Security Bite: UX going open source is bad news for anonymous accounts

9to5Mac Security Bite is brought to you only Mosyle, the only Apple Unified Platform. Making Apple devices efficient and secure for business is what we do. Our unique integrated approach to management and security combines Apple’s modern security solutions with self-enforcement and fully automated compliance, Next Generation EDR, AI-powered Zero Trust, and exclusive Rights Management with the most powerful and modern Apple MDM on the market. The result is an automated Apple Unified Platform that is now trusted by more than 45,000 organizations to make millions of Apple devices work effortlessly and affordably. Ask for your EXTRA TRIAL today and understand why Mosyle is everything you need to work with Apple.
Amidst a slew of EU fines imposed on X earlier this month, Elon Musk announced that the platform’s entire recommendation algorithm will be open source. It appears to be helping to cool the regulatory waters by shedding more light on how the social media giant organizes users’ timelines.
Often, IT professionals would see news about something happening open sourcethey smile and go on with their lives. But last week, I found an interesting thread on none other than X explaining how this move can expose anonymous accounts by using “behavioral fingerprinting”…

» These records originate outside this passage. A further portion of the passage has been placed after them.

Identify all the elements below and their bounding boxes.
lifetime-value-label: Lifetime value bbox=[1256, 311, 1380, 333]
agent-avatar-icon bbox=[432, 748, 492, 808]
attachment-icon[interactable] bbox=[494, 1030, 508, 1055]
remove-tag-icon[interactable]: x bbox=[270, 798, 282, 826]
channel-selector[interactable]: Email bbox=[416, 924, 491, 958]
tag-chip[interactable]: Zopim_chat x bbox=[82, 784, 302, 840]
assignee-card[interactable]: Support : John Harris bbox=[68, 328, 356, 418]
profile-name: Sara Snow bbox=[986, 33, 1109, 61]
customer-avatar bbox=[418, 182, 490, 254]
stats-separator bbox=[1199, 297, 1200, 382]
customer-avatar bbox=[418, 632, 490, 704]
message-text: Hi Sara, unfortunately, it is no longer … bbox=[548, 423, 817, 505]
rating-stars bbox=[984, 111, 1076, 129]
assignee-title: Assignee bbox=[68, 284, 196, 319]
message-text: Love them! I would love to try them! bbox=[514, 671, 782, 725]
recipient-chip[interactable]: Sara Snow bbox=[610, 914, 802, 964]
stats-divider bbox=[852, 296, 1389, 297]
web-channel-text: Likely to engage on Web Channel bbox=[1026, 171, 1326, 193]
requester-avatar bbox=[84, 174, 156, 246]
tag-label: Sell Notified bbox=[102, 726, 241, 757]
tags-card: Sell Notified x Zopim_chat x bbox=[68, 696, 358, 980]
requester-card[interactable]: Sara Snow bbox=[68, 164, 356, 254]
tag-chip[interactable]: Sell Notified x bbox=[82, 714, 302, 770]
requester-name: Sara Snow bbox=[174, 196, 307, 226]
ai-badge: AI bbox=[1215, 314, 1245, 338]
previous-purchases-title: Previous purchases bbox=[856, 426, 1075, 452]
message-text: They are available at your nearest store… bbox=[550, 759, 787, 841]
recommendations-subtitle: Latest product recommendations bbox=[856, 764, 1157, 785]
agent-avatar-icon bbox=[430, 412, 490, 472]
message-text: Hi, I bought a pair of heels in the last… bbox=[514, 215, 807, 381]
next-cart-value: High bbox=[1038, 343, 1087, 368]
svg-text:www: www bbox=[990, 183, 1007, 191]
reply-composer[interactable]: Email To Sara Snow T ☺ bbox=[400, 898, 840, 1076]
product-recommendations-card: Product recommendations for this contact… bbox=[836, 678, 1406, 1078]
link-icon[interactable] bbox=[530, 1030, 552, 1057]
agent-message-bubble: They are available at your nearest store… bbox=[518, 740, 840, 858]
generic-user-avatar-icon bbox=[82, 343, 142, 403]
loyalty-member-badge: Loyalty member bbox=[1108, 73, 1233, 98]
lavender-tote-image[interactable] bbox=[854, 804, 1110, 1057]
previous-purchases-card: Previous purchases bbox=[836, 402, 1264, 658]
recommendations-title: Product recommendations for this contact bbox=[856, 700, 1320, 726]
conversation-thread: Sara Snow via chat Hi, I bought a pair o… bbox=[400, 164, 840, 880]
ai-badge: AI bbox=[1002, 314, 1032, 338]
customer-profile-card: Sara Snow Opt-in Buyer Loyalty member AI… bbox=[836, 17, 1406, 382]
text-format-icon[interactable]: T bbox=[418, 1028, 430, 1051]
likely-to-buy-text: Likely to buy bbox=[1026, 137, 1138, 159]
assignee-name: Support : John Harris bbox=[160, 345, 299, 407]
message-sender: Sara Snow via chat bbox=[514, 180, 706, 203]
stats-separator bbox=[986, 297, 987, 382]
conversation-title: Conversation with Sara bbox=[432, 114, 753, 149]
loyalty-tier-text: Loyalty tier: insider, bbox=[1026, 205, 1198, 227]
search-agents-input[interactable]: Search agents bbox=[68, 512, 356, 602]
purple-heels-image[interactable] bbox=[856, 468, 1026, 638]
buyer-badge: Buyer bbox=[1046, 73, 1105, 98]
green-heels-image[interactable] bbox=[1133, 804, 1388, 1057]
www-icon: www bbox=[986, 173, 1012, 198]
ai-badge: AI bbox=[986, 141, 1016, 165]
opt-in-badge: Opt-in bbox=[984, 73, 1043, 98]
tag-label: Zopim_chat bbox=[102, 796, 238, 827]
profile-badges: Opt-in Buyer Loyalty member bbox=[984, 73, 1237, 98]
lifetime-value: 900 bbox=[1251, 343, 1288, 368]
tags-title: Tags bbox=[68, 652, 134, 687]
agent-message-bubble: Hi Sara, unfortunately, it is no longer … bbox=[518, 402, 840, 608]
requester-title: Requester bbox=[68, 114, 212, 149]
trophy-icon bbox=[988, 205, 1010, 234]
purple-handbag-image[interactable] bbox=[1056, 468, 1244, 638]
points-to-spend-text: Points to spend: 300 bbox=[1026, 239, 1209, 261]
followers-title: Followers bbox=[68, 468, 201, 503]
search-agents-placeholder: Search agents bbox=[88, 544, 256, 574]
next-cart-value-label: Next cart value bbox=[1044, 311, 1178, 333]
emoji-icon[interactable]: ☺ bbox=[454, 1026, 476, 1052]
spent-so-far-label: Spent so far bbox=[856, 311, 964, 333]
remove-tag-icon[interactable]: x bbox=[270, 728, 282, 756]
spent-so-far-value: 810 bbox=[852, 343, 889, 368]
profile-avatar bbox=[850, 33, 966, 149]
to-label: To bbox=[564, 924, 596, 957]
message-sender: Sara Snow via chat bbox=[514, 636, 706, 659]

An OSINT aficionado under the handle @Harrris0n on X recently posted about his findings while tinkering with the platform’s open source recommendation code. What he found is a little scary if you care about privacy or if you use a whole network of bot accounts.
Buried in X’s repo was something called “User Action Sequences.”
This is not just a log either. It is the core of the transformer that integrates all your behavior history on the platform. It tracks the specific milliseconds you pause to scroll, the type of accounts that caused the ban, the specific taste of your content, and the exact time you interact with it. It represents thousands of individual data points collected when you saw your first cat post.
Now, here’s where it gets interesting. UX uses this thread to predict engagement (basically offering more relevant content to keep you on the platform), while at the same time creating more reliable behavioral fingerprints.
Harrison found that if you apply this coding to a known account and compare it to thousands of unknown accounts using something the repo calls “Candidate Classification,” you get the same results. The matches are unusually high. He even laid out the specific recipe needed to build this name removal tool, and the barrier to entry here is very low.
According to his thread, all one needs is an action sequence encoder (recently provided by the X repo), an embedded match search, and a little luck (lol). The only missing piece for most people is training data for verified alt accounts, but Harrison notes that he still has that from years of stalking a threat actor.
In theory, you could map those behavioral fingerprints from a public X user to an anonymous, or possibly cross-platform, account on Reddit and Discord. It will show that you can easily change your username, but it is very difficult to change your habits.
So, is the heat account really unknown? I’ll let you decide.
I wanted to share this thread here on Security Bite because it’s a wonderful reminder that these algorithms often know you better than you do. And that digital version of you is still at risk.
Subscribe to the 9to5Mac Security Bite podcast for biweekly in-depth coverage and interviews with Apple’s leading security researchers and experts:


FTC: We use auto affiliate links to earn income. More.